The remaining part of the lunar disc will be lit by earthshine; the name astronomers give to sunlight which has reflected off both Earth and moon before reaching your eyes.
With the moon and Jupiter being relatively low in the sky, photographers across our region should be able to capture some lovely pictures.
The moon and Jupiter are in the constellation of Sagittarius. At the time our chart is drawn, our closest celestial neighbour is just over 390,000km from us. Jupiter is considerably more distant; it is more than 800 million km from Earth.
While this conjunction can be enjoyed with the naked eye, a pair of binoculars, or, better still, a telescope will definitely enhance the experience. For example, if you scan the moon's northwestern quarter, the bright crater Aristarchus will be close to the line between lunar day and night (astronomers call this line the terminator).

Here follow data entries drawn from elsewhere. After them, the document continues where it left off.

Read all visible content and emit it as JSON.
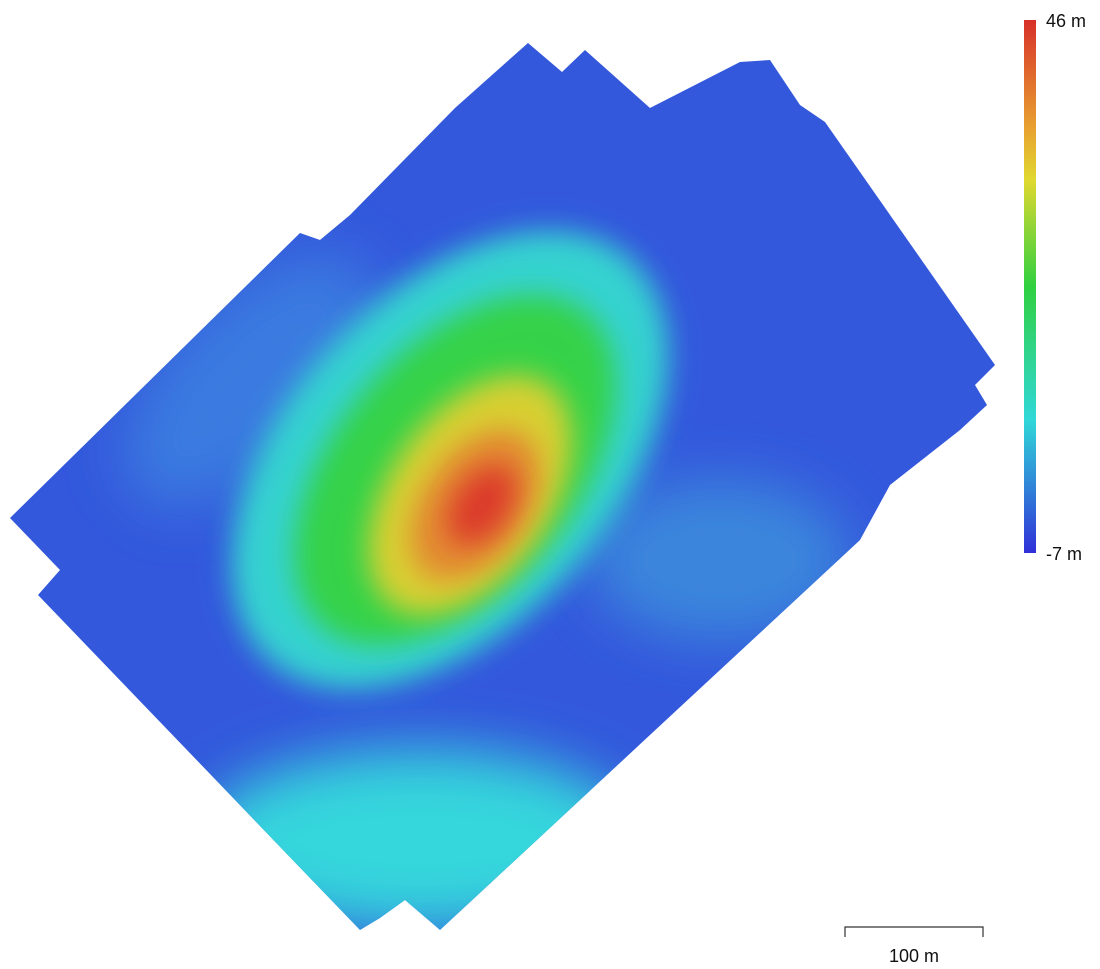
{
  "legend": {
    "max_label": "46 m",
    "min_label": "-7 m"
  },
  "scale_bar": {
    "label": "100 m"
  }
}
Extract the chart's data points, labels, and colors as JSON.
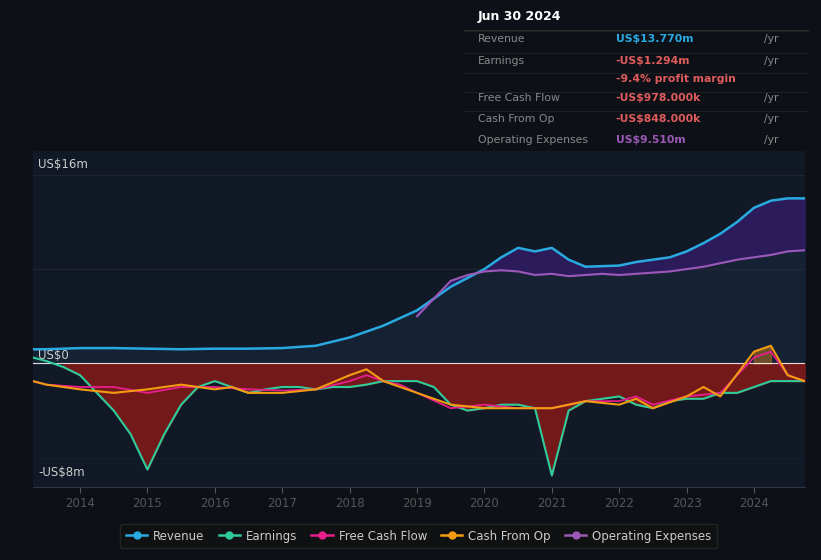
{
  "background_color": "#0d1117",
  "plot_bg_color": "#111927",
  "title_box": {
    "date": "Jun 30 2024",
    "rows": [
      {
        "label": "Revenue",
        "value": "US$13.770m",
        "suffix": " /yr",
        "value_color": "#29aae1"
      },
      {
        "label": "Earnings",
        "value": "-US$1.294m",
        "suffix": " /yr",
        "value_color": "#e05c5c"
      },
      {
        "label": "",
        "value": "-9.4% profit margin",
        "suffix": "",
        "value_color": "#e05c5c"
      },
      {
        "label": "Free Cash Flow",
        "value": "-US$978.000k",
        "suffix": " /yr",
        "value_color": "#e05c5c"
      },
      {
        "label": "Cash From Op",
        "value": "-US$848.000k",
        "suffix": " /yr",
        "value_color": "#e05c5c"
      },
      {
        "label": "Operating Expenses",
        "value": "US$9.510m",
        "suffix": " /yr",
        "value_color": "#9b59b6"
      }
    ]
  },
  "ylim": [
    -10.5,
    18
  ],
  "ylabel_16m": "US$16m",
  "ylabel_0": "US$0",
  "ylabel_m8": "-US$8m",
  "xmin": 2013.3,
  "xmax": 2024.75,
  "legend_items": [
    {
      "label": "Revenue",
      "color": "#29aae1"
    },
    {
      "label": "Earnings",
      "color": "#2ecc9a"
    },
    {
      "label": "Free Cash Flow",
      "color": "#e91e8c"
    },
    {
      "label": "Cash From Op",
      "color": "#f39c12"
    },
    {
      "label": "Operating Expenses",
      "color": "#9b59b6"
    }
  ],
  "revenue_x": [
    2013.3,
    2013.5,
    2014.0,
    2014.5,
    2015.0,
    2015.5,
    2016.0,
    2016.5,
    2017.0,
    2017.5,
    2018.0,
    2018.5,
    2019.0,
    2019.25,
    2019.5,
    2020.0,
    2020.25,
    2020.5,
    2020.75,
    2021.0,
    2021.25,
    2021.5,
    2022.0,
    2022.25,
    2022.5,
    2022.75,
    2023.0,
    2023.25,
    2023.5,
    2023.75,
    2024.0,
    2024.25,
    2024.5,
    2024.75
  ],
  "revenue_y": [
    1.2,
    1.2,
    1.3,
    1.3,
    1.25,
    1.2,
    1.25,
    1.25,
    1.3,
    1.5,
    2.2,
    3.2,
    4.5,
    5.5,
    6.5,
    8.0,
    9.0,
    9.8,
    9.5,
    9.8,
    8.8,
    8.2,
    8.3,
    8.6,
    8.8,
    9.0,
    9.5,
    10.2,
    11.0,
    12.0,
    13.2,
    13.8,
    14.0,
    14.0
  ],
  "op_exp_x": [
    2019.0,
    2019.25,
    2019.5,
    2019.75,
    2020.0,
    2020.25,
    2020.5,
    2020.75,
    2021.0,
    2021.25,
    2021.5,
    2021.75,
    2022.0,
    2022.25,
    2022.5,
    2022.75,
    2023.0,
    2023.25,
    2023.5,
    2023.75,
    2024.0,
    2024.25,
    2024.5,
    2024.75
  ],
  "op_exp_y": [
    4.0,
    5.5,
    7.0,
    7.5,
    7.8,
    7.9,
    7.8,
    7.5,
    7.6,
    7.4,
    7.5,
    7.6,
    7.5,
    7.6,
    7.7,
    7.8,
    8.0,
    8.2,
    8.5,
    8.8,
    9.0,
    9.2,
    9.5,
    9.6
  ],
  "earnings_x": [
    2013.3,
    2013.5,
    2013.75,
    2014.0,
    2014.25,
    2014.5,
    2014.75,
    2015.0,
    2015.25,
    2015.5,
    2015.75,
    2016.0,
    2016.25,
    2016.5,
    2016.75,
    2017.0,
    2017.25,
    2017.5,
    2017.75,
    2018.0,
    2018.25,
    2018.5,
    2018.75,
    2019.0,
    2019.25,
    2019.5,
    2019.75,
    2020.0,
    2020.25,
    2020.5,
    2020.75,
    2021.0,
    2021.25,
    2021.5,
    2021.75,
    2022.0,
    2022.25,
    2022.5,
    2022.75,
    2023.0,
    2023.25,
    2023.5,
    2023.75,
    2024.0,
    2024.25,
    2024.5,
    2024.75
  ],
  "earnings_y": [
    0.5,
    0.2,
    -0.3,
    -1.0,
    -2.5,
    -4.0,
    -6.0,
    -9.0,
    -6.0,
    -3.5,
    -2.0,
    -1.5,
    -2.0,
    -2.5,
    -2.2,
    -2.0,
    -2.0,
    -2.2,
    -2.0,
    -2.0,
    -1.8,
    -1.5,
    -1.5,
    -1.5,
    -2.0,
    -3.5,
    -4.0,
    -3.8,
    -3.5,
    -3.5,
    -3.8,
    -9.5,
    -4.0,
    -3.2,
    -3.0,
    -2.8,
    -3.5,
    -3.8,
    -3.2,
    -3.0,
    -3.0,
    -2.5,
    -2.5,
    -2.0,
    -1.5,
    -1.5,
    -1.5
  ],
  "fcf_x": [
    2013.3,
    2013.5,
    2014.0,
    2014.5,
    2015.0,
    2015.5,
    2016.0,
    2016.5,
    2017.0,
    2017.5,
    2018.0,
    2018.25,
    2018.5,
    2018.75,
    2019.0,
    2019.5,
    2020.0,
    2020.5,
    2021.0,
    2021.5,
    2022.0,
    2022.25,
    2022.5,
    2023.0,
    2023.5,
    2024.0,
    2024.25,
    2024.5,
    2024.75
  ],
  "fcf_y": [
    -1.5,
    -1.8,
    -2.0,
    -2.0,
    -2.5,
    -2.0,
    -2.0,
    -2.2,
    -2.3,
    -2.2,
    -1.5,
    -1.0,
    -1.5,
    -1.8,
    -2.5,
    -3.8,
    -3.5,
    -3.8,
    -3.8,
    -3.2,
    -3.2,
    -2.8,
    -3.5,
    -2.8,
    -2.5,
    0.5,
    1.0,
    -1.0,
    -1.5
  ],
  "cop_x": [
    2013.3,
    2013.5,
    2014.0,
    2014.5,
    2015.0,
    2015.5,
    2016.0,
    2016.25,
    2016.5,
    2017.0,
    2017.5,
    2018.0,
    2018.25,
    2018.5,
    2018.75,
    2019.0,
    2019.5,
    2020.0,
    2020.5,
    2021.0,
    2021.5,
    2022.0,
    2022.25,
    2022.5,
    2023.0,
    2023.25,
    2023.5,
    2024.0,
    2024.25,
    2024.5,
    2024.75
  ],
  "cop_y": [
    -1.5,
    -1.8,
    -2.2,
    -2.5,
    -2.2,
    -1.8,
    -2.2,
    -2.0,
    -2.5,
    -2.5,
    -2.2,
    -1.0,
    -0.5,
    -1.5,
    -2.0,
    -2.5,
    -3.5,
    -3.8,
    -3.8,
    -3.8,
    -3.2,
    -3.5,
    -3.0,
    -3.8,
    -2.8,
    -2.0,
    -2.8,
    1.0,
    1.5,
    -1.0,
    -1.5
  ],
  "revenue_fill_color": "#152234",
  "op_exp_fill_color": "#2d1b5e",
  "red_fill_color": "#7a1a1a",
  "orange_fill_color": "#c87820"
}
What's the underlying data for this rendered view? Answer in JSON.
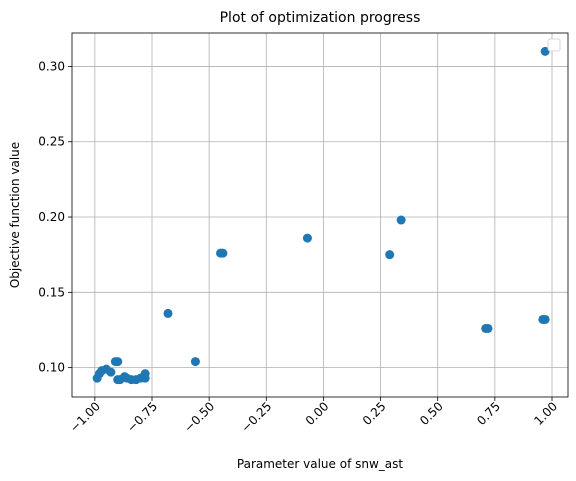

If you turn your telescope towards Jupiter, all four major moons will be easy to see, with two on each side of the planet. If you look carefully, you should also be able to pick out Jupiter's great red spot. This enormous 400-year-old anticyclonic storm transits the centre of the planet's disc at 5.26am.
Jupiter and the moon aren't the only solar-system objects on view in Sagittarius. As the chart shows, both Mars and Saturn are also moving through the constellation at the moment. The red planet can be found to the left of the teapot, while yellow-coloured Saturn is lower in the sky.